The leaves of narcissus emerge from a carpet of oxalis.
This is ceratocapnos palaestinus — growing in the sidewalk down the street from my place.
This is one of Israel’s numerous plants in the geranium family. Best guess: Mallow Storksbill. Also possibly Round-leaved geranium. Growing happily in the sidewalk near my house.
Lush grass growing in the gutters at Katamon Books.
The “lawn” of Jerusalem: a carpet of Oxalis pescaprae (literally “goat-foot” oxalis) or Nodding Wood Sorrel. In Hebrew this plant is called Chamtzitz natui ) — natui means inclined, and the word chamtzitz — wood sorrel — comes from chamutz, sour (vinegar is also called chamutz), which is related to a word we all know from Pesach (Passover) chametz, meaning leavening or leavened bread.
A few weeks later — in bloom.
Close-up — larger than life. Each flower is about the size of a two shekel coin — or a nickel.
Narcissus and anemone

Meanwhile, on schedule for T”U BiShvat (the fifteenth of the month of Shvat), the shkediya (almond trees) begin to unfold their pale pink and white blossoms. At T”U BiShvat we sing: “HaShkediya porachat v’shemesh paz zorachat; tziporim merosh kol gag m’vasrot et bo heChag. T”U BiShvat higiya, Chag haIlanot! The almond trees are blooming, and the sun shines its rays; birds from the top of every roof bring the good news of the coming of the holiday. The fifteenth of Shvat has arrived, the holiday of the trees!” This year, they didn’t come into full bloom until a few days after the festival, but now in late February they are in full bloom in many yards and vacant lots, a joyful harbinger of spring. Other shrubs also are putting out blossoms.

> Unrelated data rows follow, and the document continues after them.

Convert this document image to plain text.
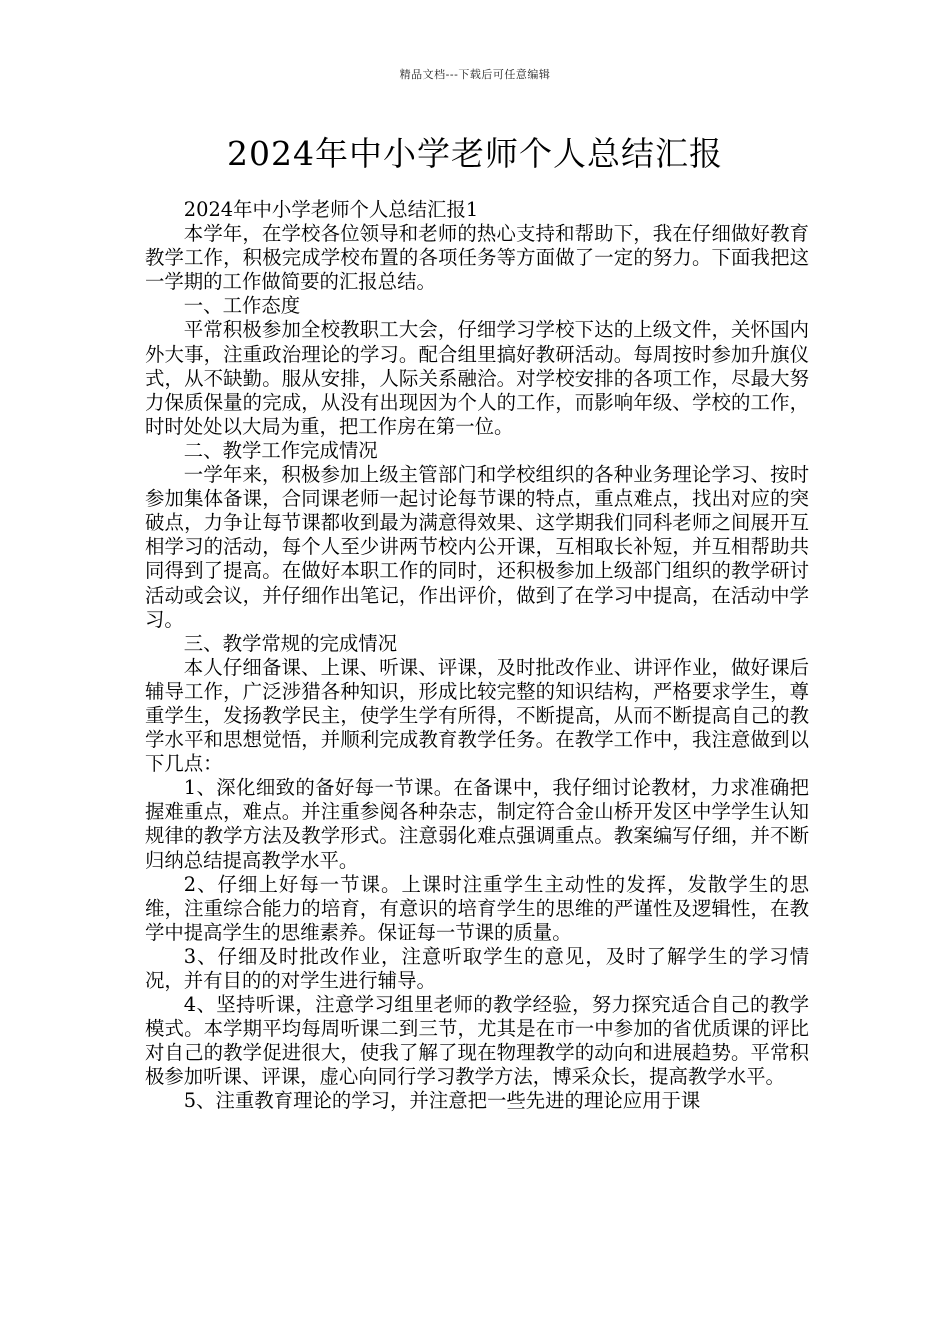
精品文档---下载后可任意编辑
2024年中小学老师个人总结汇报

2024年中小学老师个人总结汇报1

本学年，在学校各位领导和老师的热心支持和帮助下，我在仔细做好教育教学工作，积极完成学校布置的各项任务等方面做了一定的努力。下面我把这一学期的工作做简要的汇报总结。

一、工作态度

平常积极参加全校教职工大会，仔细学习学校下达的上级文件，关怀国内外大事，注重政治理论的学习。配合组里搞好教研活动。每周按时参加升旗仪式，从不缺勤。服从安排，人际关系融洽。对学校安排的各项工作，尽最大努力保质保量的完成，从没有出现因为个人的工作，而影响年级、学校的工作，时时处处以大局为重，把工作房在第一位。

二、教学工作完成情况

一学年来，积极参加上级主管部门和学校组织的各种业务理论学习、按时参加集体备课，合同课老师一起讨论每节课的特点，重点难点，找出对应的突破点，力争让每节课都收到最为满意得效果、这学期我们同科老师之间展开互相学习的活动，每个人至少讲两节校内公开课，互相取长补短，并互相帮助共同得到了提高。在做好本职工作的同时，还积极参加上级部门组织的教学研讨活动或会议，并仔细作出笔记，作出评价，做到了在学习中提高，在活动中学习。

三、教学常规的完成情况

本人仔细备课、上课、听课、评课，及时批改作业、讲评作业，做好课后辅导工作，广泛涉猎各种知识，形成比较完整的知识结构，严格要求学生，尊重学生，发扬教学民主，使学生学有所得，不断提高，从而不断提高自己的教学水平和思想觉悟，并顺利完成教育教学任务。在教学工作中，我注意做到以下几点：

1、深化细致的备好每一节课。在备课中，我仔细讨论教材，力求准确把握难重点，难点。并注重参阅各种杂志，制定符合金山桥开发区中学学生认知规律的教学方法及教学形式。注意弱化难点强调重点。教案编写仔细，并不断归纳总结提高教学水平。

2、仔细上好每一节课。上课时注重学生主动性的发挥，发散学生的思维，注重综合能力的培育，有意识的培育学生的思维的严谨性及逻辑性，在教学中提高学生的思维素养。保证每一节课的质量。

3、仔细及时批改作业，注意听取学生的意见，及时了解学生的学习情况，并有目的的对学生进行辅导。

4、坚持听课，注意学习组里老师的教学经验，努力探究适合自己的教学模式。本学期平均每周听课二到三节，尤其是在市一中参加的省优质课的评比对自己的教学促进很大，使我了解了现在物理教学的动向和进展趋势。平常积极参加听课、评课，虚心向同行学习教学方法，博采众长，提高教学水平。

5、注重教育理论的学习，并注意把一些先进的理论应用于课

Fuzzy pink flowers poke out — not sure what this shrub is. Unlike the tedious summer and fall sky, monotonously blue all day, the winter sky in Israel is ever-changing.

The nights are still cool, and sometimes misty. The “locals” complain that winter is too long and cold. I tell about Vermont, but they have forgotten, if they ever knew, what a real winter looks like. Meanwhile, I feel as if spring is really already here.

Almond blossom at night, lit up by someone’s front walk.

Dinner with the Family

Deborah’s last night and day were spent (very happily, I hear) with Avishai and his family. I went along with Hagai, Yochi, Yoni the younger, and Golan for a family dinner for Deborah’s last night. Late the following night, she flew home to New York. The family dinner was delightful. Here are a few photos. I’m so lucky to be part of this!

Yochi’s husband Yoni at work in the kitchen. Meat is his specialty — ironically, since Yochi does not eat meat! The rest of us enjoyed his labors!
Men at work.
Ella and Golan — happy cousins.
Yochi supervises some art making. Please note her stylish stockings — she is never without them.
Libat, Avishai’s wife, hold Shoham, the newest addition to the family.
Shaili — and a cake
You can fill in the thought-balloon above her head…
“If you must take my picture, this is what you’ll get!”
Ella has such a different personality than Shaili!